Why you knew the A’s weren’t going to be the second team to come back from 0-3.

“We’re running into a better team, and they’re knocking down everybody in their path. It’s not frustrating, they’re better than we are.”
– A’s third baseman Eric Chavez after Oakland’s Game 3 2006 ALCS loss.

“We have to do what’s never been done in Major League baseball history and that’s come back from a 3-0 deficit.”
– Johnny Damon after the Red Sox’s Game 3 2004 ALCS loss.

“It’s as big a hole as you can dig yourself, but obviously, you’re going to keep fighting them and try to dig your way out of it.”
– Bronson Arroyo, ditto

“It’s never fun being down 3-0, but there’s still hope. We’ve still got a chance.”
– Tim Wakefield, ditto

You can’t always get what you want

My LCS wish-list:

* Tigers beat A’s in a seven-game series
* Mets sweep Cardinals

Apparently, either I got it wrong or the baseball gods thought LaRussa was still lurking around like a sunglass-wearing sex-crime parolee in the Oakland dugout.

This is how sportswriters make the offseason seem exciting

As Jerry Remy pointed out at the end of the year, Boston is “probably the only place in the country where there’s a baseball story in both papers every single day of the offseason.” That’s a lot of column inches to fill, and not a lot of news to fill them with. Which is why it pays to be creative.

Take the “Baseball Notes” column in Sunday’s Globe, in which we learn that…

* Manny Ramirez might be the answer to the White Sox’s left fielder problem…but only if Boston can get someone like, say, Freddy Garcia in return
* The Yankees and the Cubs might be swapping third basemen, with A-Rod going to the Chicago and Aramis Ramirez coming to New York
* Barry Bonds might be going to the Orioles, and
* Kevin Millar might be coming back to Boston (Schilling and Francona will undoubtedly head the welcoming committee).

I’m gonna go out on a limb and say the most likely scenario is that none of these things actually happen…and I’d be shocked if more than one actually did.

Still, my pet peeve of the piece is the following: “Bill Belichick might want to purchase a Tigers jersey.
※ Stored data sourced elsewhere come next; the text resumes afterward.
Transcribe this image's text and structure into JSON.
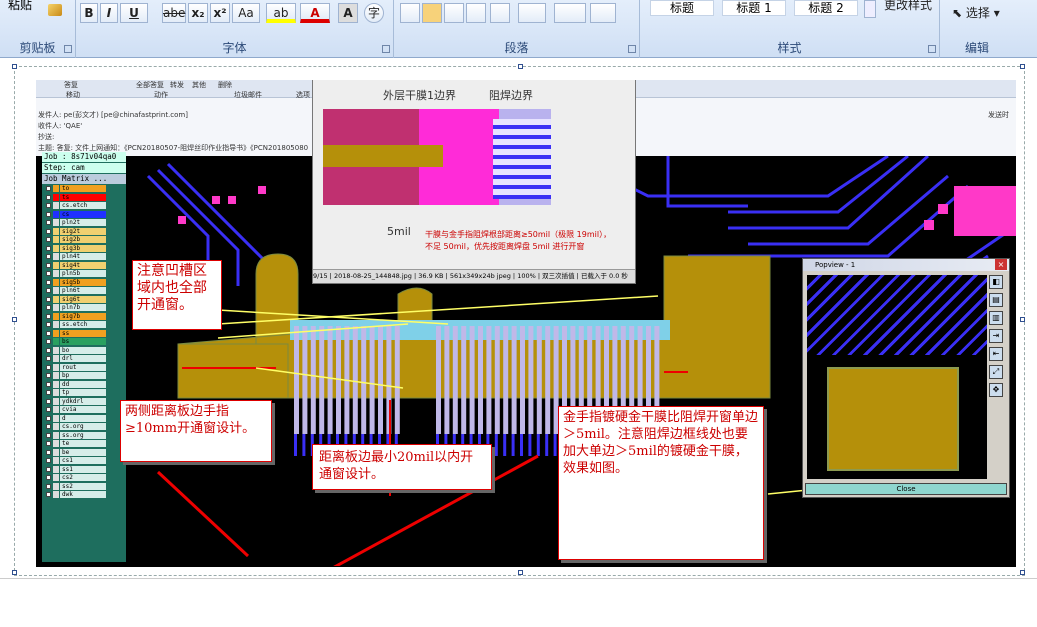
{
  "ribbon": {
    "clipboard": {
      "paste": "粘贴",
      "label": "剪贴板"
    },
    "font": {
      "label": "字体",
      "bold": "B",
      "italic": "I",
      "underline": "U",
      "strike": "abe",
      "sub": "x₂",
      "sup": "x²",
      "case": "Aa",
      "highlight": "ab",
      "color": "A",
      "charbox": "A",
      "phonetic": "字"
    },
    "paragraph": {
      "label": "段落"
    },
    "styles": {
      "label": "样式",
      "items": [
        "标题",
        "标题 1",
        "标题 2"
      ],
      "change": "更改样式"
    },
    "editing": {
      "label": "编辑",
      "select": "选择"
    }
  },
  "email": {
    "toolbar": [
      "答复",
      "全部答复",
      "转发",
      "其他",
      "删除",
      "移动",
      "动作",
      "垃圾邮件",
      "选项"
    ],
    "from_label": "发件人:",
    "from": "pe(彭文才) [pe@chinafastprint.com]",
    "to_label": "收件人:",
    "to": "'QAE'",
    "cc_label": "抄送:",
    "cc": "",
    "subject_label": "主题:",
    "subject": "答复: 文件上网通知：《PCN20180507-阻焊丝印作业指导书》《PCN201805080",
    "sent_label": "发送时"
  },
  "job": {
    "title": "Job : 8s71v04qa0",
    "step": "Step: cam",
    "matrix": "Job Matrix ...",
    "layers": [
      {
        "name": "to",
        "color": "#f0a020"
      },
      {
        "name": "ts",
        "color": "#f00"
      },
      {
        "name": "cs.etch",
        "color": "#ddd"
      },
      {
        "name": "cs",
        "color": "#2030ff"
      },
      {
        "name": "pln2t",
        "color": "#ddd"
      },
      {
        "name": "sig2t",
        "color": "#f0d070"
      },
      {
        "name": "sig2b",
        "color": "#f0d070"
      },
      {
        "name": "sig3b",
        "color": "#f0d070"
      },
      {
        "name": "pln4t",
        "color": "#ddd"
      },
      {
        "name": "sig4t",
        "color": "#f0d070"
      },
      {
        "name": "pln5b",
        "color": "#ddd"
      },
      {
        "name": "sig5b",
        "color": "#f0a020"
      },
      {
        "name": "pln6t",
        "color": "#ddd"
      },
      {
        "name": "sig6t",
        "color": "#f0d070"
      },
      {
        "name": "pln7b",
        "color": "#ddd"
      },
      {
        "name": "sig7b",
        "color": "#f0a020"
      },
      {
        "name": "ss.etch",
        "color": "#ddd"
      },
      {
        "name": "ss",
        "color": "#f0a020"
      },
      {
        "name": "bs",
        "color": "#2aa060"
      },
      {
        "name": "bo",
        "color": "#ddd"
      },
      {
        "name": "drl",
        "color": "#ddd"
      },
      {
        "name": "rout",
        "color": "#ddd"
      },
      {
        "name": "bp",
        "color": "#ddd"
      },
      {
        "name": "dd",
        "color": "#ddd"
      },
      {
        "name": "tp",
        "color": "#ddd"
      },
      {
        "name": "ydkdrl",
        "color": "#ddd"
      },
      {
        "name": "cvia",
        "color": "#ddd"
      },
      {
        "name": "d",
        "color": "#ddd"
      },
      {
        "name": "cs.org",
        "color": "#ddd"
      },
      {
        "name": "ss.org",
        "color": "#ddd"
      },
      {
        "name": "te",
        "color": "#ddd"
      },
      {
        "name": "be",
        "color": "#ddd"
      },
      {
        "name": "cs1",
        "color": "#ddd"
      },
      {
        "name": "ss1",
        "color": "#ddd"
      },
      {
        "name": "cs2",
        "color": "#ddd"
      },
      {
        "name": "ss2",
        "color": "#ddd"
      },
      {
        "name": "dwk",
        "color": "#ddd"
      }
    ]
  },
  "popup": {
    "label_left": "外层干膜1边界",
    "label_right": "阻焊边界",
    "dim": "5mil",
    "note1": "干膜与金手指阻焊根部距离≥50mil（极限 19mil），",
    "note2": "不足 50mil，优先按距离焊盘 5mil 进行开窗",
    "status": [
      "9/15",
      "2018-08-25_144848.jpg",
      "36.9 KB",
      "561x349x24b jpeg",
      "100%",
      "双三次插值",
      "已载入于 0.0 秒"
    ]
  },
  "notes": {
    "groove": "注意凹槽区域内也全部开通窗。",
    "sides": "两侧距离板边手指≥10mm开通窗设计。",
    "edge": "距离板边最小20mil以内开通窗设计。",
    "gold": "金手指镀硬金干膜比阻焊开窗单边＞5mil。注意阻焊边框线处也要加大单边＞5mil的镀硬金干膜，效果如图。"
  },
  "popview": {
    "title": "Popview - 1",
    "close": "Close"
  },
  "colors": {
    "gold": "#b5900a",
    "trace": "#3a2ff5",
    "mask": "#7fd0e8",
    "pad": "#c0b8e8"
  }
}
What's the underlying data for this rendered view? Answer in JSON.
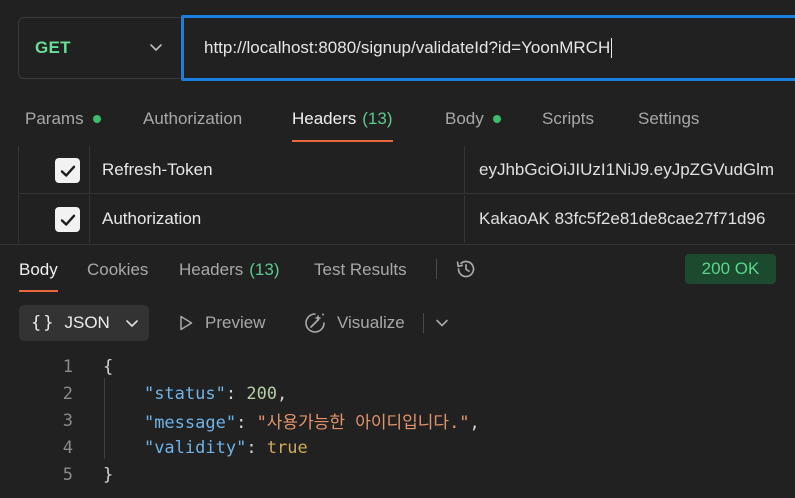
{
  "request": {
    "method": "GET",
    "url": "http://localhost:8080/signup/validateId?id=YoonMRCH"
  },
  "request_tabs": {
    "params": "Params",
    "authorization": "Authorization",
    "headers": "Headers",
    "headers_count": "(13)",
    "body": "Body",
    "scripts": "Scripts",
    "settings": "Settings"
  },
  "headers_table": {
    "rows": [
      {
        "key": "Refresh-Token",
        "value": "eyJhbGciOiJIUzI1NiJ9.eyJpZGVudGlm"
      },
      {
        "key": "Authorization",
        "value": "KakaoAK 83fc5f2e81de8cae27f71d96"
      }
    ]
  },
  "response_tabs": {
    "body": "Body",
    "cookies": "Cookies",
    "headers": "Headers",
    "headers_count": "(13)",
    "test_results": "Test Results"
  },
  "status": {
    "text": "200 OK"
  },
  "response_toolbar": {
    "format_braces": "{}",
    "format": "JSON",
    "preview": "Preview",
    "visualize": "Visualize"
  },
  "code": {
    "line_numbers": [
      "1",
      "2",
      "3",
      "4",
      "5"
    ],
    "open_brace": "{",
    "close_brace": "}",
    "status_key": "\"status\"",
    "status_value": "200",
    "message_key": "\"message\"",
    "message_value": "\"사용가능한 아이디입니다.\"",
    "validity_key": "\"validity\"",
    "validity_value": "true"
  },
  "colors": {
    "accent_focus": "#1a7fe0",
    "tab_underline": "#e8683b",
    "method_get": "#6bdd9a",
    "status_ok_bg": "#1c4a2e",
    "status_ok_text": "#5ad68c",
    "enabled_dot": "#3dbb6b"
  },
  "icons": {
    "method_dropdown": "chevron-down-icon",
    "checkbox": "checkmark-icon",
    "history": "history-icon",
    "format_dropdown": "chevron-down-icon",
    "preview": "play-icon",
    "visualize": "visualize-icon",
    "more": "chevron-down-icon"
  }
}
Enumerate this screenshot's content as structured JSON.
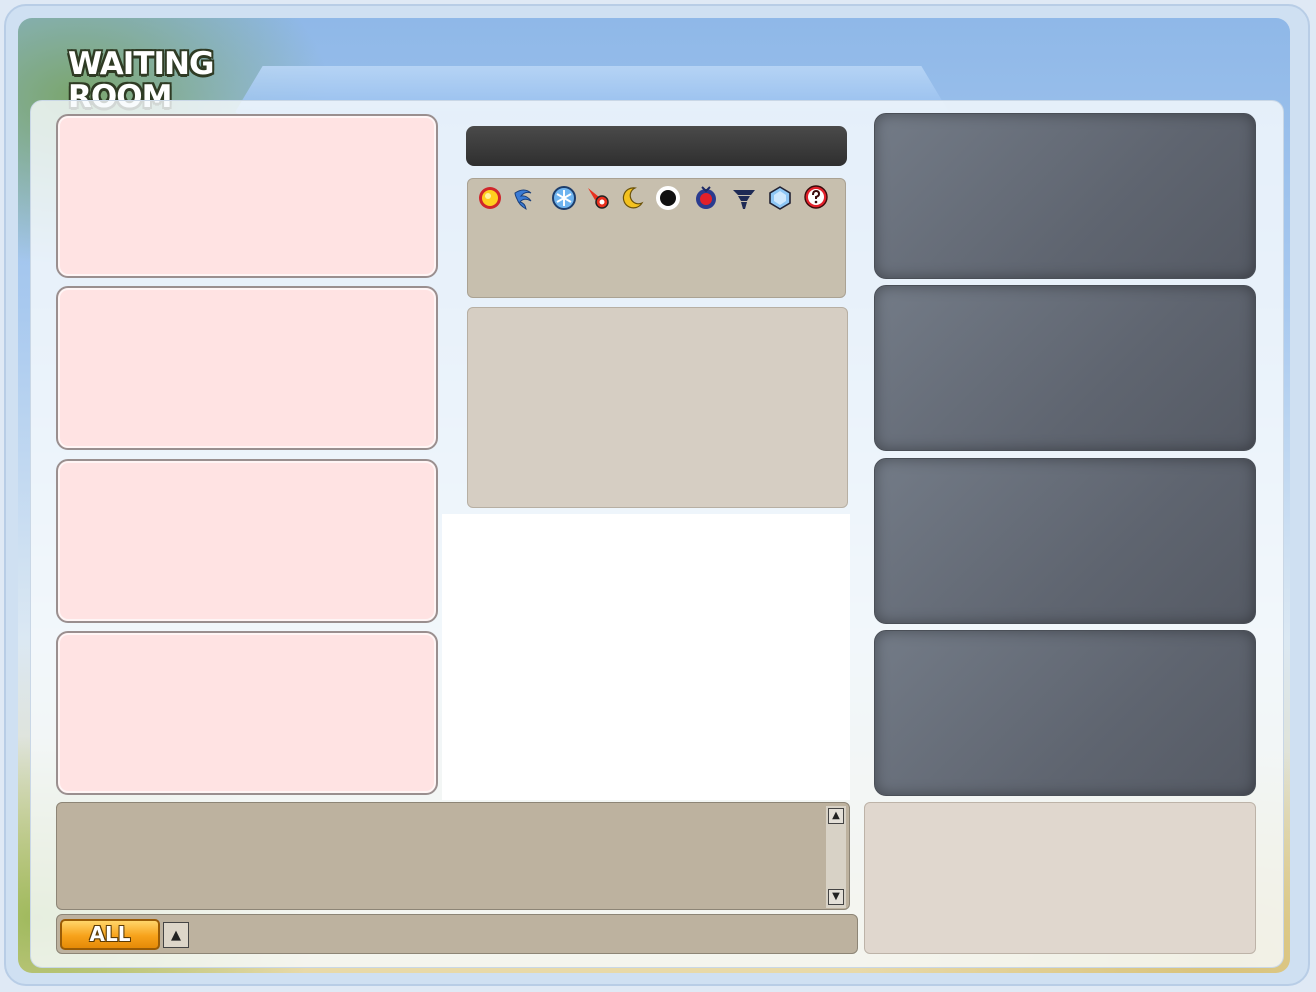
{
  "header": {
    "title": "WAITING\nROOM"
  },
  "colors": {
    "team_slot_red": "#ffe3e3",
    "team_slot_dark": "#5f6570",
    "chat_button": "#f7a21b"
  },
  "players": {
    "left_slots": [
      "",
      "",
      "",
      ""
    ],
    "right_slots": [
      "",
      "",
      "",
      ""
    ]
  },
  "map": {
    "name": ""
  },
  "items": [
    {
      "icon": "sun-orb-icon"
    },
    {
      "icon": "whirlwind-icon"
    },
    {
      "icon": "ice-shield-icon"
    },
    {
      "icon": "fireball-icon"
    },
    {
      "icon": "crescent-moon-icon"
    },
    {
      "icon": "black-bomb-icon"
    },
    {
      "icon": "red-bomb-icon"
    },
    {
      "icon": "tornado-icon"
    },
    {
      "icon": "crystal-shield-icon"
    },
    {
      "icon": "random-item-icon"
    }
  ],
  "chat": {
    "mode_label": "ALL",
    "scroll_up": "▲",
    "scroll_down": "▼",
    "mode_toggle": "▲"
  }
}
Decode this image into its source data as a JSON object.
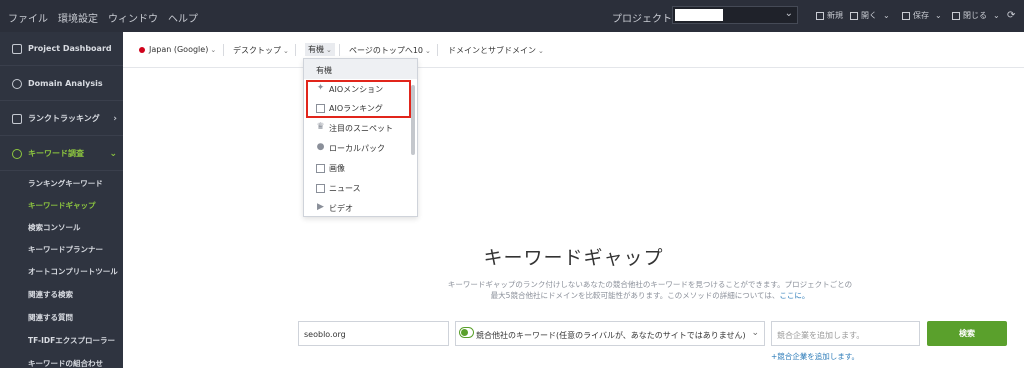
{
  "topbar": {
    "menu": [
      "ファイル",
      "環境設定",
      "ウィンドウ",
      "ヘルプ"
    ],
    "project_label": "プロジェクト：",
    "tools": [
      {
        "label": "新規",
        "icon": "new-icon"
      },
      {
        "label": "開く",
        "icon": "folder-icon"
      },
      {
        "label": "保存",
        "icon": "save-icon"
      },
      {
        "label": "閉じる",
        "icon": "close-icon"
      }
    ]
  },
  "sidebar": {
    "items": [
      {
        "label": "Project Dashboard",
        "icon": "dashboard-icon"
      },
      {
        "label": "Domain Analysis",
        "icon": "globe-icon"
      },
      {
        "label": "ランクトラッキング",
        "icon": "chart-icon"
      },
      {
        "label": "キーワード調査",
        "icon": "search-icon"
      }
    ],
    "subitems": [
      "ランキングキーワード",
      "キーワードギャップ",
      "検索コンソール",
      "キーワードプランナー",
      "オートコンプリートツール",
      "関連する検索",
      "関連する質問",
      "TF-IDFエクスプローラー",
      "キーワードの組合わせ"
    ]
  },
  "filters": {
    "country": "Japan (Google)",
    "device": "デスクトップ",
    "type": "有機",
    "top": "ページのトップへ10",
    "domain": "ドメインとサブドメイン"
  },
  "dropdown": {
    "header": "有機",
    "items": [
      {
        "label": "AIOメンション",
        "icon": "sparkle-icon"
      },
      {
        "label": "AIOランキング",
        "icon": "document-icon"
      },
      {
        "label": "注目のスニペット",
        "icon": "crown-icon"
      },
      {
        "label": "ローカルパック",
        "icon": "map-pin-icon"
      },
      {
        "label": "画像",
        "icon": "image-icon"
      },
      {
        "label": "ニュース",
        "icon": "news-icon"
      },
      {
        "label": "ビデオ",
        "icon": "video-icon"
      }
    ]
  },
  "main": {
    "title": "キーワードギャップ",
    "desc_line1": "キーワードギャップのランク付けしないあなたの競合他社のキーワードを見つけることができます。プロジェクトごとの",
    "desc_line2": "最大5競合他社にドメインを比較可能性があります。このメソッドの詳細については、",
    "desc_link": "ここに。",
    "domain_value": "seoblo.org",
    "keyword_select": "競合他社のキーワード(任意のライバルが、あなたのサイトではありません)",
    "competitor_placeholder": "競合企業を追加します。",
    "search_button": "検索",
    "add_link": "+競合企業を追加します。"
  },
  "colors": {
    "accent_green": "#8dc63f",
    "button_green": "#5aa02c",
    "highlight_red": "#e1251b",
    "sidebar_bg": "#2f3440",
    "topbar_bg": "#2b2f3a"
  }
}
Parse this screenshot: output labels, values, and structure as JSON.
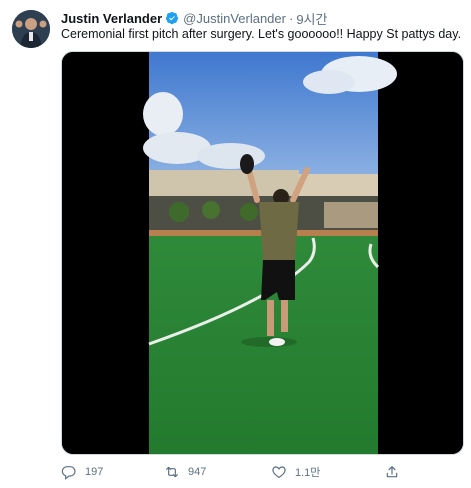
{
  "author": {
    "name": "Justin Verlander",
    "handle": "@JustinVerlander",
    "separator": "·",
    "time": "9시간",
    "verified": true,
    "avatar": "avatar-photo"
  },
  "tweet": {
    "text": "Ceremonial first pitch after surgery.  Let's goooooo!!  Happy St pattys day."
  },
  "media": {
    "type": "video",
    "description_icon": "video-thumbnail"
  },
  "actions": {
    "reply": {
      "icon": "reply-icon",
      "count": "197"
    },
    "retweet": {
      "icon": "retweet-icon",
      "count": "947"
    },
    "like": {
      "icon": "heart-icon",
      "count": "1.1만"
    },
    "share": {
      "icon": "share-icon"
    }
  },
  "colors": {
    "verified": "#1da1f2",
    "secondary_text": "#5b7083",
    "primary_text": "#0f1419"
  }
}
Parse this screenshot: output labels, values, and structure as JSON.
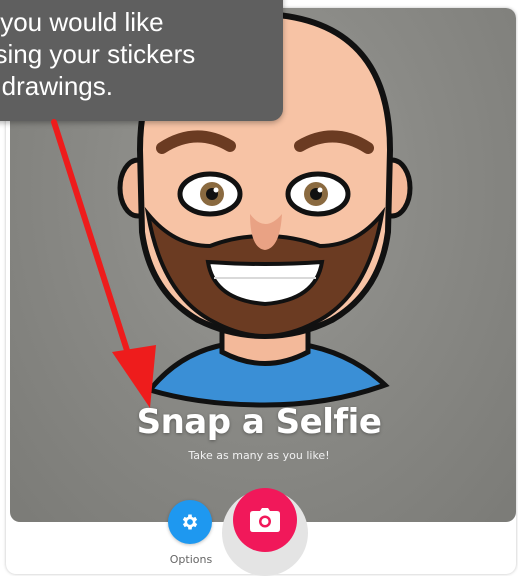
{
  "tooltip": {
    "lines": [
      "s you would like",
      "osing your stickers",
      "d drawings."
    ]
  },
  "preview": {
    "title": "Snap a Selfie",
    "subtitle": "Take as many as you like!"
  },
  "controls": {
    "options_label": "Options",
    "options_icon": "gear-icon",
    "capture_icon": "camera-icon"
  },
  "colors": {
    "preview_bg": "#8a8a86",
    "options": "#1e98f0",
    "capture": "#f1185a",
    "tooltip": "#5f5f5f",
    "arrow": "#ee1c1c"
  }
}
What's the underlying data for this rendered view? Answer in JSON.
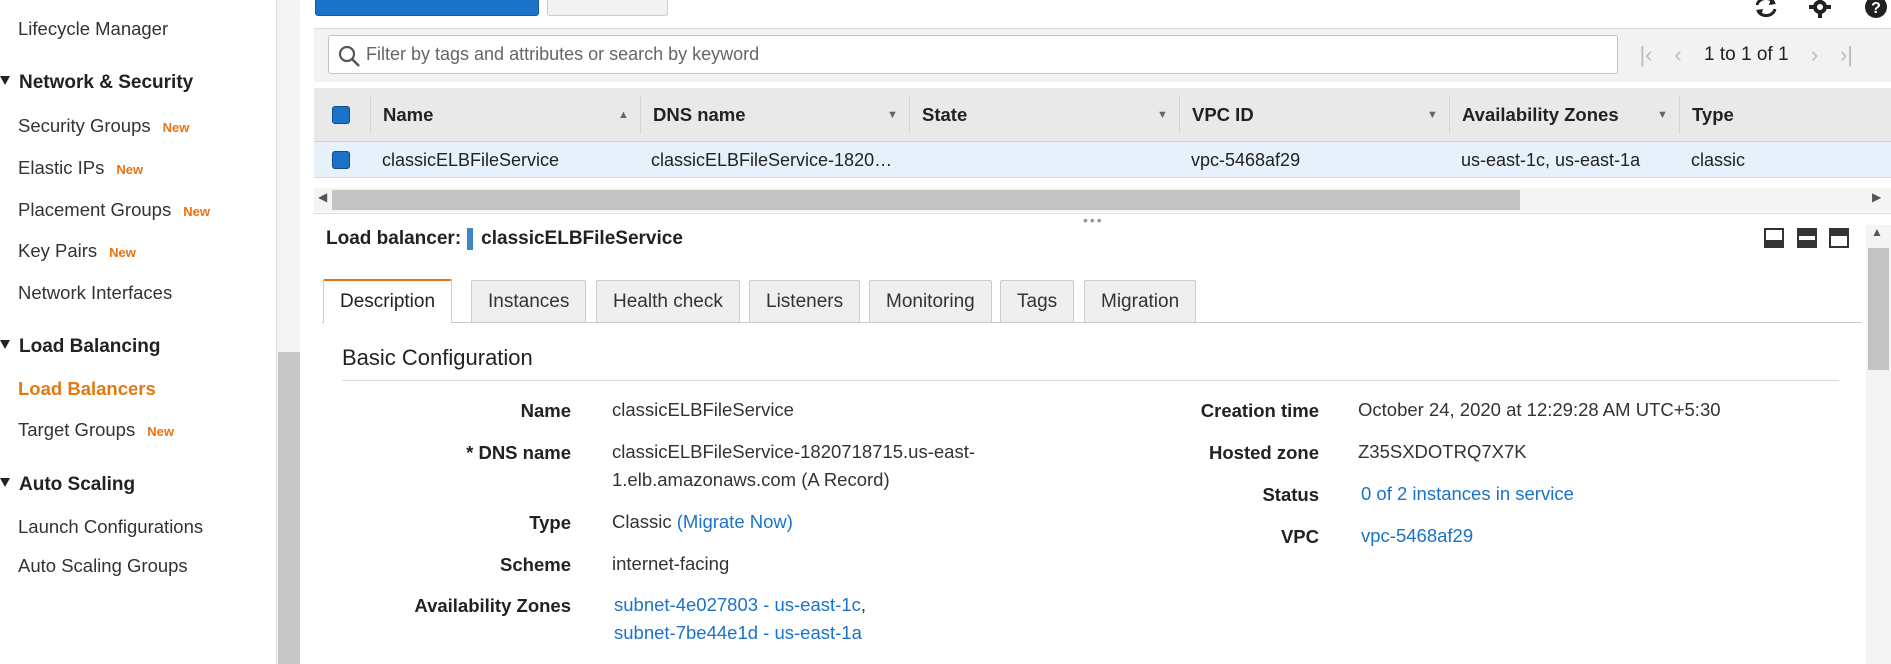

Jim Leyland has proven he’s the best manager in baseball.” Leyland is a great manager, and he did a good job this year…but guiding a team with three 20-HR players, two 19-HR players, and a staff with a 3.84 ERA (and two players who throw 100-MPH heat) to the playoffs does not, in itself, mean a heck of a lot. Sort of how last year’s White Sox victory didn’t mean Ozzie Guillen was a genius any more than the Marlins’ ‘03 victory meant Jack McKeon was a genius.

(Leyland is a helluva lot of fun, though. I wish I’d TiVo’d it, but in the post-game on-field presentation after the Tigers finished their mercy killing of the A’s, Leyland was asked something along the lines of whether this was the highpoint of his life. Leyland — who toiled in the minors for the Tigers from ‘64 to ‘69 — said something along the lines of, “No: I wanted to be Yogi Berra, not Casey Stengel.” Then he gave a wan grin and shuffled off the on-field stage. Undoubtedly to have a smoke and kiss a fan.)

Stay classy, New York: That didn’t take long

I got some grief for even hinting that the New York tabs might find some way to make light of Cory Lidle’s death. Granted, this isn’t on the front page…but once again, the Post managed to be far more tasteless than I ever could have imagined.